O problema é que Breno nunca se sentia restaurado o suficiente. Talvez, na verdade, ninguém que fosse obrigado a levantar às sete da manhã de uma segunda-feira o sentisse. Mas ele sabia que bastava uma espreguiçada para que as coisas fluíssem e se desenrolassem naturalmente durante o trajeto até o colégio.

Foi com este pensamento, portanto, que Breno esfregou os olhos e deu uma coçadinha automática no bumbum enquanto se dirigia ao banheiro. Em pouco mais de cinco minutos, depois de realizar seus rituais de higiene pessoal e vestir o uniforme, ele já se encontrava no topo da escada que dava na área social da pensão.

O local, para variar, preservava a atmosfera de calor familiar, embora não fosse o cômodo mais movimentado da casa. A petrificada figura de Adélia, uma senhora esquisita que vivia sobre uma cadeira de rodas tão velha quanto a ocupante, compunha o cenário todas as manhãs, quase como uma peça da mobília - e, mesmo depois de tanto tempo, ainda era uma visão perturbadora que gelava os ossos do pobre Breno.

Daquela vez, não foi diferente.

— Bom dia — ela o cumprimentou com o tom de desdém de quem levanta com o pé esquerdo.

— Bom dia, dona Adélia— devolveu Breno, com a maior educação de que era capaz diante daquela mulher traumatizante. (Ignorou, porém, a cara de buldogue territorialista, um sinal de que ela não fazia a menor questão da resposta).

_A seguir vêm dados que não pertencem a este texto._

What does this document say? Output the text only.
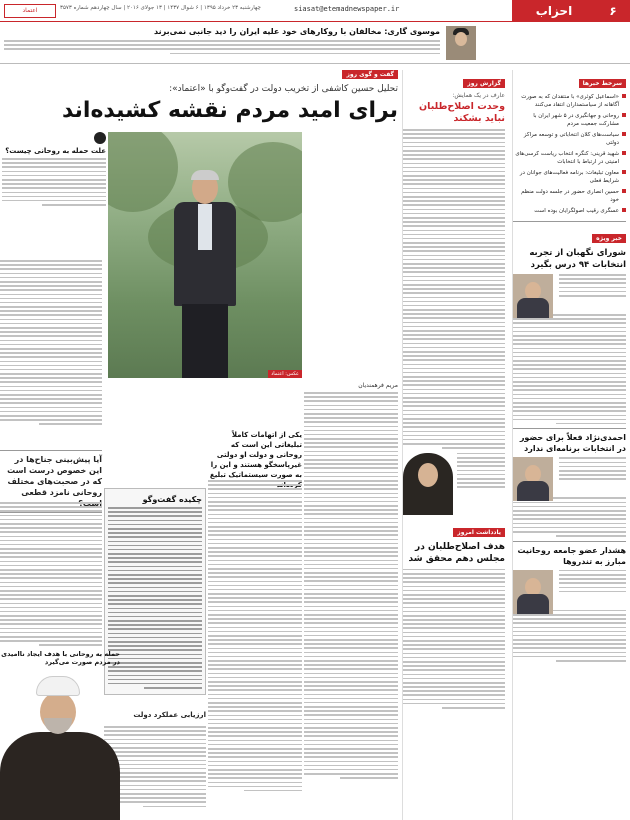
۶
احزاب
siasat@etemadnewspaper.ir
چهارشنبه ۲۳ خرداد ۱۳۹۵ | ۶ شوال ۱۴۳۷ | ۱۳ جولای ۲۰۱۶ | سال چهاردهم شماره ۳۵۷۳
اعتماد
موسوی گاری: مخالفان با روکارهای خود علیه ایران را دید جانبی نمی‌برند
سرخط خبرها
«اسماعیل کوثری» با منتقدان که به صورت آگاهانه از سیاستمداران انتقاد می‌کنند
روحانی و جهانگیری در ۵ شهر ایران با مشارکت جمعیت مردم
سیاست‌های کلان انتخاباتی و توسعه مراکز دولتی
شهید قرینی: کنگره انتخاب ریاست کرسی‌های امنیتی در ارتباط با انتخابات
معاون تبلیغات: برنامه فعالیت‌های جوانان در شرایط فعلی
حسین انصاری حضور در جلسه دولت منظم خود
عسگری رقیب اصولگرایان بوده است
خبر ویژه
شورای نگهبان از تجربه انتخابات ۹۴ درس بگیرد
احمدی‌نژاد فعلاً برای حضور در انتخابات برنامه‌ای ندارد
هشدار عضو جامعه روحانیت مبارز به تندروها
گزارش روز
عارف در یک همایش:
وحدت اصلاح‌طلبان نباید بشکند
یادداشت امروز
هدف اصلاح‌طلبان در مجلس دهم محقق شد
گفت و گوی روز
تحلیل حسین کاشفی از تخریب دولت در گفت‌وگو با «اعتماد»:
برای امید مردم نقشه کشیده‌اند
عکس: اعتماد
علت حمله به روحانی چیست؟
مریم فرهمندیان
یکی از اتهامات کاملاً تبلیغاتی این است که روحانی و دولت او دولتی غیرپاسخگو هستند و این را به صورت سیستماتیک تبلیغ
چکیده گفت‌وگو
ارزیابی عملکرد دولت
آیا پیش‌بینی جناح‌ها در این خصوص درست است که در صحبت‌های مختلف روحانی نامزد قطعی
حمله به روحانی با هدف ایجاد ناامیدی در مردم صورت می‌گیرد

Foi então que a mãe de Breno surgiu do interior de seu mini-escritório, cuja porta dava para o curto corredor de entrada, fazendo com que o garoto se sentisse grato pela interrupção. Ela esfregava as mãos com impaciência, segundo seu velho tique, o que demonstrava que estava nervosa.

Dona Selma era dessas mulheres que poderiam matar até dois leões por dia, se preciso. Embora a vida nunca lhe tivesse sido generosa, ou que tivesse seus motivos para queixa, ela preferia pôr um sorriso no rosto e ostentar dignamente a faixa de guerreira. Fora durante o doloroso processo de divórcio que Selma acabara "herdando" a pensão que levava seu nome e, de quebra, uma oportunidade de recomeçar a vida.

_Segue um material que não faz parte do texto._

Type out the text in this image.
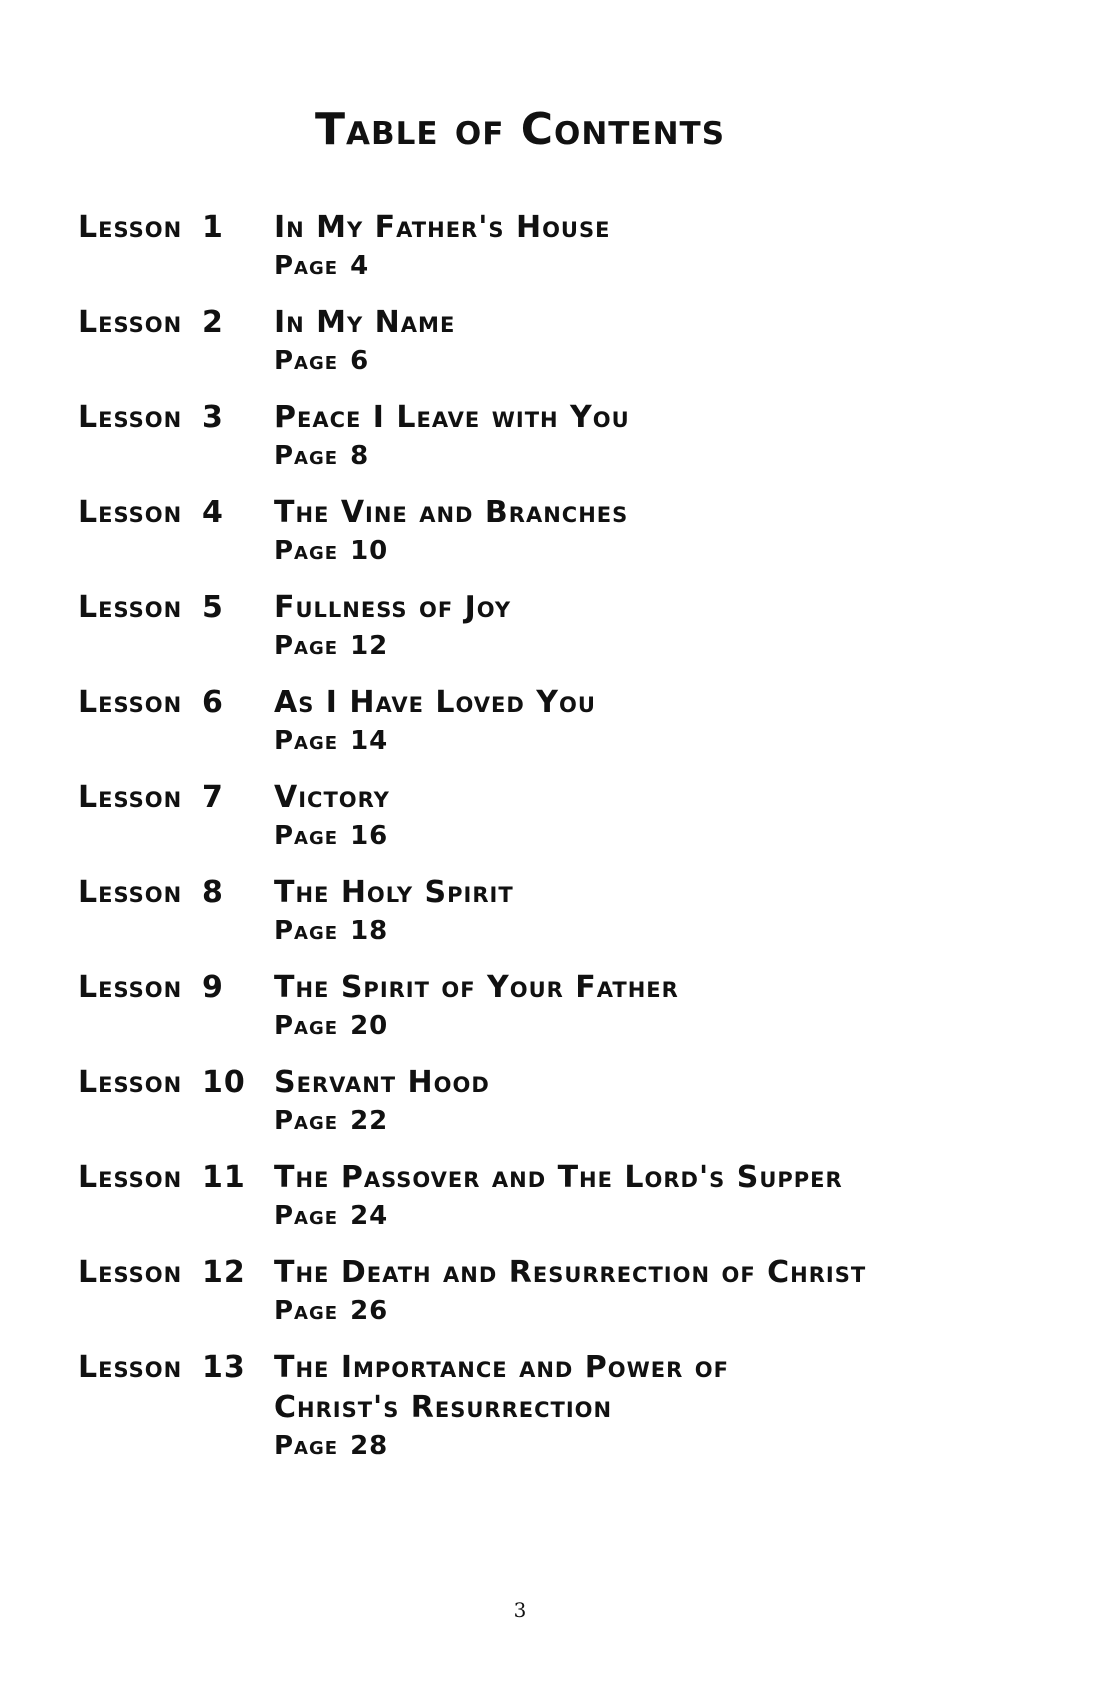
Table of Contents
Lesson 1 In My Father's House
Page 4
Lesson 2 In My Name
Page 6
Lesson 3 Peace I Leave with You
Page 8
Lesson 4 The Vine and Branches
Page 10
Lesson 5 Fullness of Joy
Page 12
Lesson 6 As I Have Loved You
Page 14
Lesson 7 Victory
Page 16
Lesson 8 The Holy Spirit
Page 18
Lesson 9 The Spirit of Your Father
Page 20
Lesson 10 Servant Hood
Page 22
Lesson 11 The Passover and The Lord's Supper
Page 24
Lesson 12 The Death and Resurrection of Christ
Page 26
Lesson 13 The Importance and Power of Christ's Resurrection
Page 28
3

"Seria preciso mais que um furacão Katrina para derrubá-la". A frase saíra da boca de uma das hóspedes da Pensão da Dona Selma, e Breno sempre concordou plenamente com ela.

— Por favor, mamãe, não me diga que alguém morreu.

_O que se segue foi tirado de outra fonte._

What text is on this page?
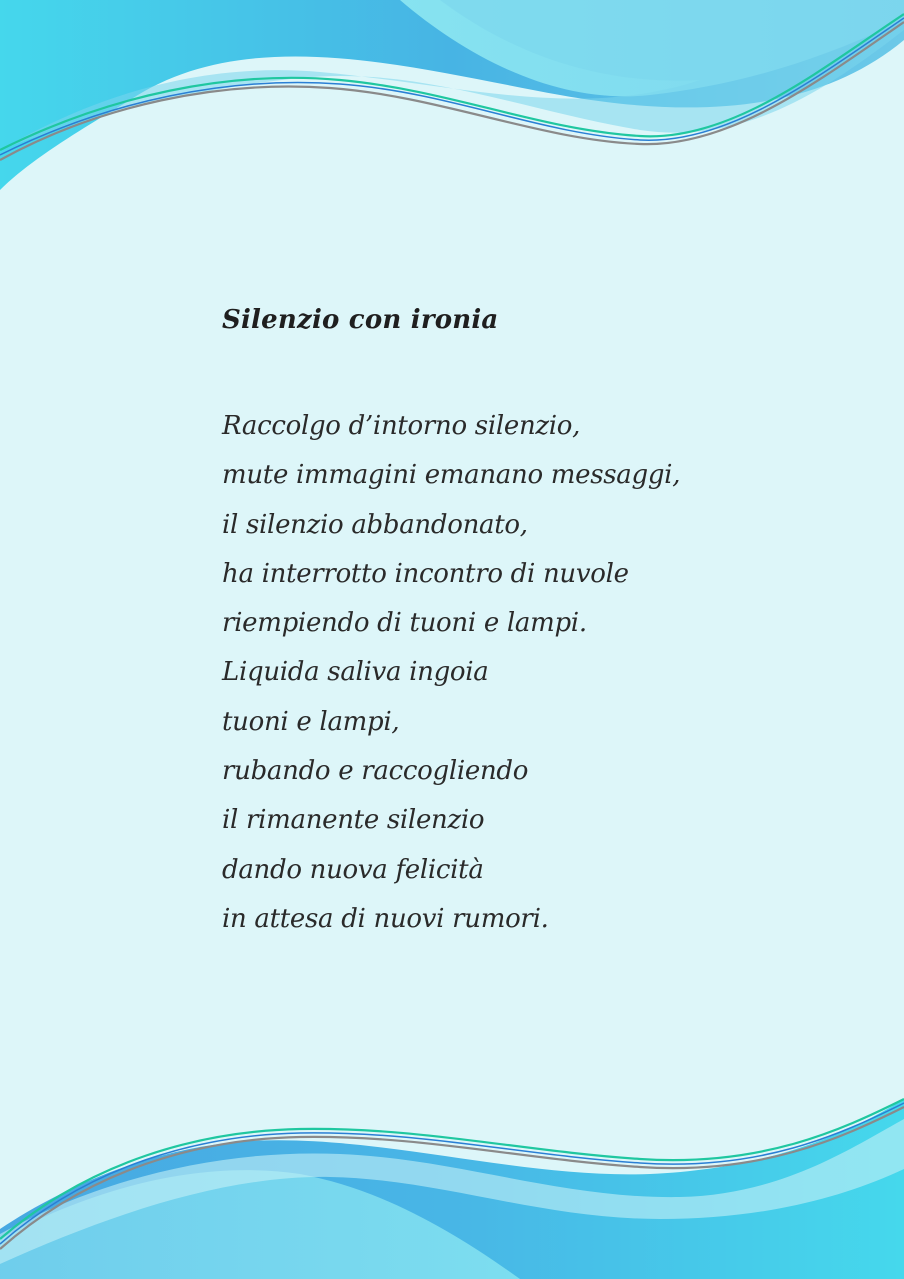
Silenzio con ironia
Raccolgo d’intorno silenzio,
mute immagini emanano messaggi,
il silenzio abbandonato,
ha interrotto incontro di nuvole
riempiendo di tuoni e lampi.
Liquida saliva ingoia
tuoni e lampi,
rubando e raccogliendo
il rimanente silenzio
dando nuova felicità
in attesa di nuovi rumori.
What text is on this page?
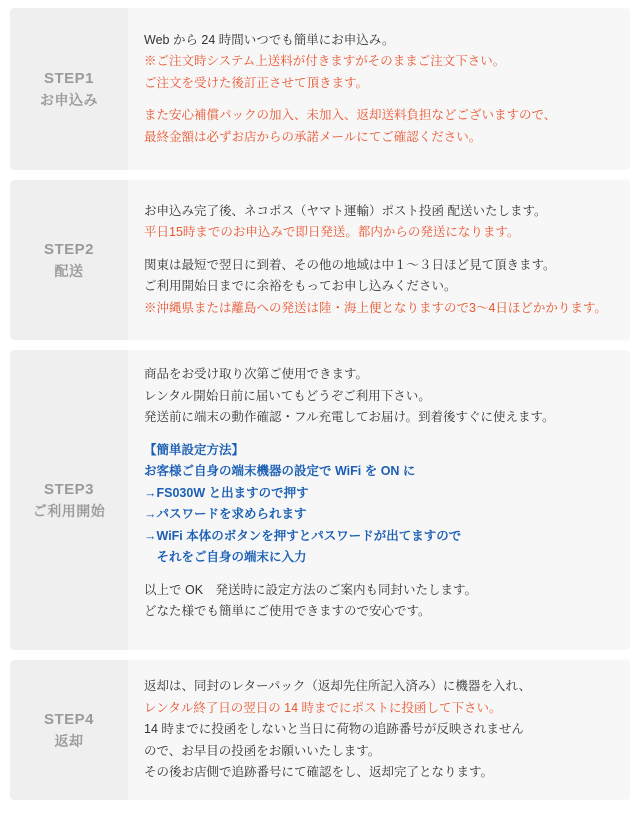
STEP1
お申込み
Web から 24 時間いつでも簡単にお申込み。
※ご注文時システム上送料が付きますがそのままご注文下さい。
ご注文を受けた後訂正させて頂きます。
また安心補償パックの加入、未加入、返却送料負担などございますので、
最終金額は必ずお店からの承諾メールにてご確認ください。
STEP2
配送
お申込み完了後、ネコポス（ヤマト運輸）ポスト投函 配送いたします。
平日15時までのお申込みで即日発送。都内からの発送になります。
関東は最短で翌日に到着、その他の地域は中１～３日ほど見て頂きます。
ご利用開始日までに余裕をもってお申し込みください。
※沖縄県または離島への発送は陸・海上便となりますので3～4日ほどかかります。
STEP3
ご利用開始
商品をお受け取り次第ご使用できます。
レンタル開始日前に届いてもどうぞご利用下さい。
発送前に端末の動作確認・フル充電してお届け。到着後すぐに使えます。
【簡単設定方法】
お客様ご自身の端末機器の設定で WiFi を ON に
→FS030W と出ますので押す
→パスワードを求められます
→WiFi 本体のボタンを押すとパスワードが出てますので
　それをご自身の端末に入力
以上で OK　発送時に設定方法のご案内も同封いたします。
どなた様でも簡単にご使用できますので安心です。
STEP4
返却
返却は、同封のレターパック（返却先住所記入済み）に機器を入れ、
レンタル終了日の翌日の 14 時までにポストに投函して下さい。
14 時までに投函をしないと当日に荷物の追跡番号が反映されません
ので、お早目の投函をお願いいたします。
その後お店側で追跡番号にて確認をし、返却完了となります。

Selma levantou a cabeça de súbito, como se não tivesse notado a presença de Breno até então. O olhar perdido, margeado por pequenas olheiras, indicava que ela não encontrava propósito para o que o filho havia acabado de dizer.

— Está se sentindo bem? Porque você não está com jeito de alguém saudável.

Boquiaberta, Selma gaguejou qualquer coisa antes de encontrar uma resposta que satisfizesse a curiosidade do filho:

— Me pegou, hein, mocinho? — ela disse, com um sorriso forçado. — A noite foi longa, meu filho. Não consegui pregar o olho um minuto. Parece que, não satisfeita em voltar justo quando tinha esquecido dela, minha enxaqueca chegou trazendo a velha insônia a reboque.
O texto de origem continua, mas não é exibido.